Publicado en Artes Visuales, Colección Letra y Solfa, Letras Cubanas, 1993
Por la lectura de un reciente número de Música y Artes Visuales, excelente publicación de la Unión Panamericana, me entero de la muerte de Rafael Moreno, auténtico y americanísimo “primitivo” del Siglo XX... Primitivo de verdad porque jamás supo de teorías artísticas, polémicas, ni “movimientos”; americanísimo porque sentía lo cubano y lo tropical sobre todo con una sinceridad que le hacía intuir lo que había más allá de las fronteras acuáticas de su isla, inscribiendo sus escenas familiares, sus arquitecturas, sus temas todos, en el panorama de una América semejante a sí misma, dondequiera que el tiempo acuna las vertientes de un tejado colonial; dondequiera que crecen el granado, la albahaca y la pomarrosa, en las penumbras de un patio; dondequiera que la yunta tozuda arrastra hacia el ingenio -o el cachimbo- ,cercano, la carreta cargada de cañas ya olorosas a melazas futuras...
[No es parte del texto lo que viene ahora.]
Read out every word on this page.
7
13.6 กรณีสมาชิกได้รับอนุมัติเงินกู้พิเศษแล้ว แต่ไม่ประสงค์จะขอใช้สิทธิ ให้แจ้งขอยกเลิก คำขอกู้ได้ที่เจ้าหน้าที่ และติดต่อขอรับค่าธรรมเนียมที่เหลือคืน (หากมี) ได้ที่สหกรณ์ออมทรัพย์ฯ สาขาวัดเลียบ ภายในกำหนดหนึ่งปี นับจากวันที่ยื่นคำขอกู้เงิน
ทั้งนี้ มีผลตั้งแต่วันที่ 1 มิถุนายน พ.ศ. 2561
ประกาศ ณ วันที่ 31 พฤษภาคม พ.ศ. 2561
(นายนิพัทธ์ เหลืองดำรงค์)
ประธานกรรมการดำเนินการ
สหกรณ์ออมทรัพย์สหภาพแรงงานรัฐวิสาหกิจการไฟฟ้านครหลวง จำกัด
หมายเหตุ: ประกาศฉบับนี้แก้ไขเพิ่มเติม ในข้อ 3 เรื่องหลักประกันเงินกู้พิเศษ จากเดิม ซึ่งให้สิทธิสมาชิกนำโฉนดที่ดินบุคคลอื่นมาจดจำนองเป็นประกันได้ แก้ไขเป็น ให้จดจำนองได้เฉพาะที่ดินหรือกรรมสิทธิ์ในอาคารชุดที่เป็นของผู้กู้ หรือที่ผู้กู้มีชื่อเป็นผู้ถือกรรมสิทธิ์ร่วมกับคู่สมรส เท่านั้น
Nacido en Huelva, Rafael Moreno llegó a Cuba, donde habría de vivir hasta su muerte, en 1923. Pintor de brocha gorda, empezó por ejercer honradamente su profesión. Pero cuando regresaba a su casa, luego de haber enjalbegado una pared, de haber penado en los andamios de algún edificio, sacaba pinceles, unos tubos Lefranc, varias espátulas, de una bolsa de papel de estraza, y se daba a pintar, en cartones, en hojas blancas, en tablas -rara vez en telas- alguna cosa que durante el día, hubiera dejado una imagen en su mente. Podía ser la visión de un patio colonial, de una terraza; de una habitación de señorita cuyos muebles –armario, consola, espejo, vaso con flores- se divertía en recordar. Podía ser un bodegón de cocos, piñas y mameyes. O yendo a los trasmundos de fugaces preocupaciones religiosas, alguna visión del Paraíso Terrenal, del mundo antes de la Culpa, del Árbol de la Ciencia, sobre cuya superficie ignorante de toda malicia retozaban dos diplodocus...
Un día de verano del año 1941, Pierre Loeb, amigo y marchand de Picasso y de Miró*, que se hallaba en La Habana a causa de la guerra, entró en la barraca de una de las “fritas” de la playa de Mariano. De pronto quedó absorto ante una decoración mural que representaba un ingenio de azúcar en la plena molienda. Aquello era una pintura ingenua evidentemente. Pero había en la blancura de los edificios, en la colocación de las chimeneas, en la hermosa calidad de las tierras, en el verdor de las cañas, en la minuciosa -casi asiática - pintura de los árboles, una gracia, un sentido innato de la composición, una intuición de los valores, que dejaron asombrado a quien tanto sabía de “primitivos” verdaderos y amañados, de “ingenuos” con agallas y de “populares” pasados por el tamiza surrealista.